Local Enterprise Partnership secures further Growth Deal cash for Cambridgeshire

07:40 Thursday 29th January 2015
BBC Radio Cambridgeshire

DOTTY MCLEOD: An extra £38 million of Government money is coming to Cambridgeshire. It’s been granted to the Greater Cambridge Greater Peterborough Enterprise Partnership, which helps promote the county’s economy. It will go towards building the Ely by-pass, improving the M11’s junction at Stansted Airport, and creating a new academy for civil engineering in Huntingdon. Neil Darwin is the Interim Chief Executive of the Enterprise Partnership. Morning Neil. Exactly how are you going to decide how this money is divvied up?
NEIL DARWIN: We’ve been working on that for quite some time. We’ve got a prioritised list, and as you’ve just read out, the ones that surfaced as being the most crucial are the ones that you’ve just mentioned. So we’ve been going through a rather long process with an extremely long list of projects from across the county, and those are the ones that we deem most necessary in the short term.
DOTTY MCLEOD: And how have you got hold of the money?
NEIL DARWIN: It’s though a process that the Government calls Growth Deals, and this is the second round. You may recall we had a round back last summer, where we received £70 million. And again, this is the second round of that process, with clearly a little less money nationally, but that fits where Government is at the moment. We’re very pleased to get our hands on what’s available.
DOTTY MCLEOD: A lot of these projects were going to happen anyway. I’m thinking of the Ely by-pass which has been decided. It will happen no matter what. So how much difference will this really make?
NEIL DARWIN: It’s simply the money. They have been decided. We know they’re necessary. But the missing link is always the money. So again we’ve been working with local partners, the county, the district, to ensure that we can get the money into some of these necessary improvements.
DOTTY MCLEOD: I’m remembering a story that we did last week Neil about the Fletton Parkway in Peterborough, where it’s going to cost £4 million more than the Council thought to complete that widening work.

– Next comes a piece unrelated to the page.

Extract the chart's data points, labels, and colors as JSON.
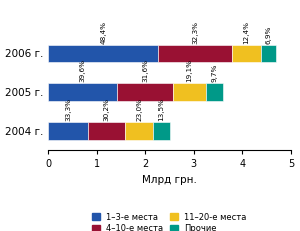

Is there going to be any spare coin for there?

NEIL DARWIN: I’m sure that’s a conversation we’ll be having with Peterborough City Council at some point in the near future.
DOTTY MCLEOD: OK. How else is this money going to be invested? because it’s not all just transport, is it?
NEIL DARWIN: No. We’re pleased we’ve an element of funding going towards something we call the Growing Places fund, which simply is about having a flexible fund where we can support business directly. So if there are any businesses out there that are struggling to access finance, we will be in a position to be able to fund future growth in those businesses. So again obviously we urge anyone who is in that kind of position to have a conversation with us.
DOTTY MCLEOD: And that’s grants, not loans, or ..?
NEIL DARWIN: It can be both. It can be both. Clearly grants are more preferable. So we’re well aware of that.
DOTTY MCLEOD: (LAUGHS) Certainly for the businesses. Yes.
NEIL DARWIN: Indeed.
DOTTY MCLEOD: Absolutely. And tell me a bit about this highways and civil engineering academy that’s going to be based at Huntingdon.
NEIL DARWIN: Yes indeed. That’s a project that’s come forward from the West Anglia Training Association. It’s quite a simple one really, in as far as if you consider how much growth we are going to experience, not least surrounding the A14 improvements, the one thing we can be absolutely guaranteed of is there will be plenty of jobs around civil engineering and highways going forward. And we feel there’s a gap there, not only within the local area, but for a much bigger geography than our own. So we feel it could be a centre of excellence across the wider part of the country. So a very interesting proposal.
DOTTY MCLEOD: And I’ve been taking a look at the document that you sent out when this news was being announced. You reckon that this funding will help generate more than 15,000 new jobs. How do you work that out?
NEIL DARWIN: With a range of metrics. If you take the Ely Southern By-pass on its own, we estimate 4,500 new jobs around there, 3,000 new homes. That’s a range of calculations.
DOTTY MCLEOD: But where do the jobs come from?
NEIL DARWIN: It will be basically new jobs coming into the area, and retaining the old. It’s a mixture of the two. There are tried and tested formulae that reveal those numbers for us.
DOTTY MCLEOD: Sorry Neil, I may be being really stupid. How does building a road give you jobs, other than the jobs to build the road?
NEIL DARWIN: Because the road will open up into new industrial parks, new office spaces, new retail jobs. A range of things will be opened up because of the new road. There will be other opportunities that get created there.
DOTTY MCLEOD: OK. I think I understand now. Neil Darwin there, who is the Interim Chief Executive of the Greater Cambridge Greater Peterborough Local Enterprise Partnership, who have secured an extra £38 million of Government money for these projects in Cambridgeshire.